Nur Fliegen ist schöner. Wer die unterschiedlichen Arbeiten von Roger Leloup zu seiner Reihe Yoko Tsuno anschaut, wird sich dieser unterschwelligen Aussage kaum entziehen können. Besonders im vorliegenden 8. Band der Gesamtausgabe mit dem Untertitel Die Erde am Abgrund finden sich einige sehr aussagekräftige Beispiele für diese These.
Den Anfang in diesem Band macht Flug in die Vergangenheit. Die Vergangenheit trifft hier auf die Zukunft. Roger Leloup kreiert hier eine der besten Geschichten um Yoko Tsuno. Der Aufbau ist sehr überlegt. Technik soll hier faszinieren. Thriller-Elemente wie Mordanschläge liefern kurze Spannungsstöße in der schrittweisen Entwicklung des Szenarios. Als Schauplätze dienen die Bretagne, die Schweiz und schließlich sogar das Pamir-Gebirge nordöstlich von Afghanistan. Yoko Tsuno, die ursprünglich als Elektronikerin in mysteriöse Fälle verwickelt wurde, findet sich hier gänzlich in ihrer Rolle als Pilotin wieder.
Es beginnt mit einem Segelflugzeug. Ihre Flugerfahrung wie auch ihr Gewicht weisen sie als die geeignete Kandidatin für einen viel schwieriger gelagerten Flugeinsatz aus. Zuerst folgt das Training am Simulator, schließlich wird es ernst. Die Jagd auf ein vor 50 Jahren verschwundenes Flugzeug hat begonnen. Der präzise dargestellten Technik stellt Leloup einen regelrechten Flugdinosaurier gegenüber, eine Handley Page H.P.42. Ein rein äußerlich aus Wellblech und Holz zusammen gezimmerter sowie mit vier Motoren ausgerüsteter fliegender Wal ist der heimliche Star des Bandes. Leloup holt hier einmal mehr etwas aus der realen Vergangenheit ans Licht der Aufmerksamkeit und webt es sorgfältig in sein Abenteuer ein.

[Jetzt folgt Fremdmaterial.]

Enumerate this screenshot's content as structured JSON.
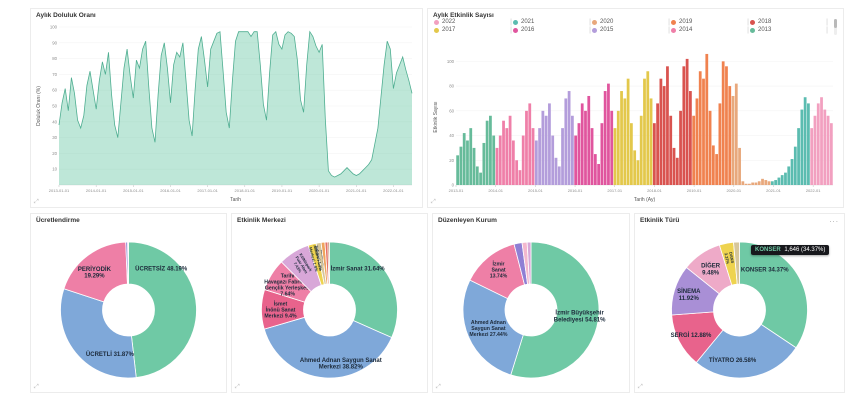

Ähnliches zeigt sich auch gleich zu Beginn des 3. Abenteuers im vorliegenden Band: Der siebente Code. Ein uralter Doppeldecker, als Wasserflugzeug ausgestattet, und ein nicht minder markantes Flugboot geben einen guten Einstand. Allerdings, bei aller Nostalgie solcher Fluggeräte, so vergisst Leloup auch die Zukunft seiner Yoko Tsuno nicht. Diese schlagt sich nicht nur bei der Gestaltung von Raumschiffen nieder, sondern auch beim Entwurf von scheinbar existierenden Flugzeugen. Einfallsreich, genau und teilweise stark in die jeweilige Geschichte eingebunden, präsentieren sich Flugzeuge kleinerer Bauart wie der Kolibri und der Zar.

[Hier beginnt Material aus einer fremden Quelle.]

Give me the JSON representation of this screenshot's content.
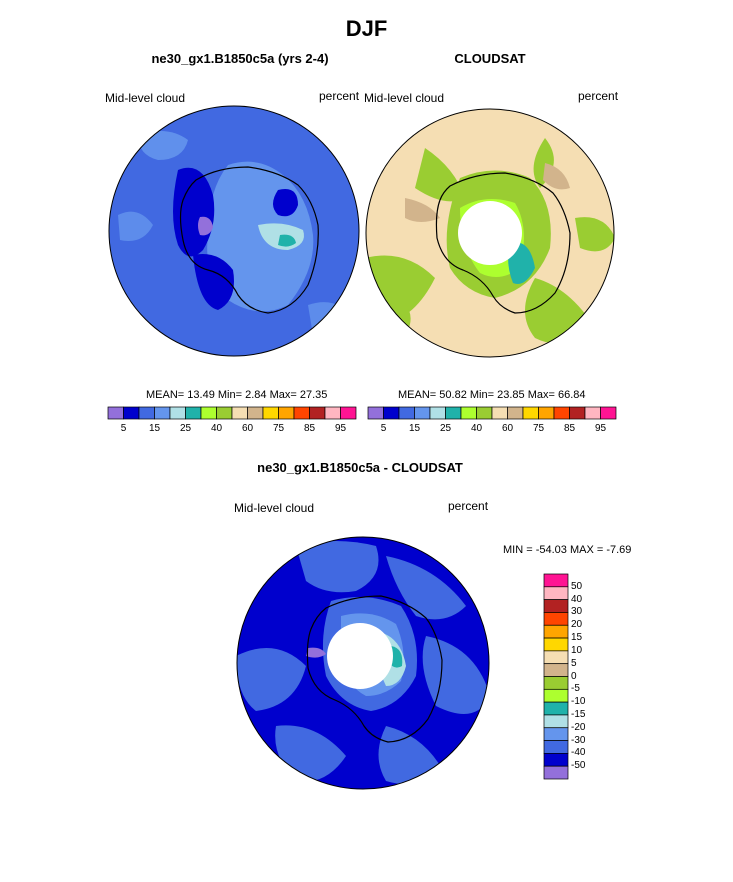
{
  "page_title": "DJF",
  "plots": {
    "model": {
      "title": "ne30_gx1.B1850c5a (yrs 2-4)",
      "left_label": "Mid-level cloud",
      "right_label": "percent",
      "mean_label": "MEAN=",
      "mean": "13.49",
      "min_label": "Min=",
      "min": "2.84",
      "max_label": "Max=",
      "max": "27.35"
    },
    "obs": {
      "title": "CLOUDSAT",
      "left_label": "Mid-level cloud",
      "right_label": "percent",
      "mean_label": "MEAN=",
      "mean": "50.82",
      "min_label": "Min=",
      "min": "23.85",
      "max_label": "Max=",
      "max": "66.84"
    },
    "diff": {
      "title": "ne30_gx1.B1850c5a - CLOUDSAT",
      "left_label": "Mid-level cloud",
      "right_label": "percent",
      "minmax_text": "MIN = -54.03 MAX =  -7.69"
    }
  },
  "chart_data": [
    {
      "type": "heatmap",
      "name": "model",
      "projection": "south polar stereographic",
      "title": "ne30_gx1.B1850c5a (yrs 2-4)",
      "variable": "Mid-level cloud",
      "units": "percent",
      "stats": {
        "mean": 13.49,
        "min": 2.84,
        "max": 27.35
      },
      "colorbar": {
        "levels": [
          5,
          10,
          15,
          20,
          25,
          30,
          40,
          50,
          60,
          70,
          75,
          80,
          85,
          90,
          95
        ],
        "tick_labels": [
          "5",
          "15",
          "25",
          "40",
          "60",
          "75",
          "85",
          "95"
        ],
        "colors": [
          "#9370DB",
          "#0000CD",
          "#4169E1",
          "#6495ED",
          "#B0E0E6",
          "#20B2AA",
          "#ADFF2F",
          "#9ACD32",
          "#F5DEB3",
          "#D2B48C",
          "#FFD700",
          "#FFA500",
          "#FF4500",
          "#B22222",
          "#FFB6C1",
          "#FF1493"
        ]
      }
    },
    {
      "type": "heatmap",
      "name": "obs",
      "projection": "south polar stereographic",
      "title": "CLOUDSAT",
      "variable": "Mid-level cloud",
      "units": "percent",
      "stats": {
        "mean": 50.82,
        "min": 23.85,
        "max": 66.84
      },
      "colorbar": {
        "levels": [
          5,
          10,
          15,
          20,
          25,
          30,
          40,
          50,
          60,
          70,
          75,
          80,
          85,
          90,
          95
        ],
        "tick_labels": [
          "5",
          "15",
          "25",
          "40",
          "60",
          "75",
          "85",
          "95"
        ],
        "colors": [
          "#9370DB",
          "#0000CD",
          "#4169E1",
          "#6495ED",
          "#B0E0E6",
          "#20B2AA",
          "#ADFF2F",
          "#9ACD32",
          "#F5DEB3",
          "#D2B48C",
          "#FFD700",
          "#FFA500",
          "#FF4500",
          "#B22222",
          "#FFB6C1",
          "#FF1493"
        ]
      }
    },
    {
      "type": "heatmap",
      "name": "difference",
      "projection": "south polar stereographic",
      "title": "ne30_gx1.B1850c5a - CLOUDSAT",
      "variable": "Mid-level cloud",
      "units": "percent",
      "stats": {
        "min": -54.03,
        "max": -7.69
      },
      "colorbar": {
        "levels": [
          50,
          40,
          30,
          20,
          15,
          10,
          5,
          0,
          -5,
          -10,
          -15,
          -20,
          -30,
          -40,
          -50
        ],
        "tick_labels": [
          "50",
          "40",
          "30",
          "20",
          "15",
          "10",
          "5",
          "0",
          "-5",
          "-10",
          "-15",
          "-20",
          "-30",
          "-40",
          "-50"
        ],
        "colors_top_to_bottom": [
          "#FF1493",
          "#FFB6C1",
          "#B22222",
          "#FF4500",
          "#FFA500",
          "#FFD700",
          "#F5DEB3",
          "#D2B48C",
          "#9ACD32",
          "#ADFF2F",
          "#20B2AA",
          "#B0E0E6",
          "#6495ED",
          "#4169E1",
          "#0000CD",
          "#9370DB"
        ]
      }
    }
  ]
}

Es sind Beispiele für die Leidenschaft zur Technik und Fliegerei, allerdings auch Beispiele für die Kleinstarbeit der Vorbereitung zu einem Abenteuer, wie sich aus dem Begleitmaterial im Vorfeld der Abenteuer ablesen lässt. Bei der Gestaltung der Gesichter entstehen nicht ganz so große Unterschiede wie bei der Konzeption der Luftfahrzeuge, aber das mag man Leloup gerne nachsehen, da seine grafische Feinarbeit in bester Tradition zu Werken von Victor Hubinon (Buck Danny) oder Albert Uderzo (Die Abenteuer von Tanguy und Laverdure) steht.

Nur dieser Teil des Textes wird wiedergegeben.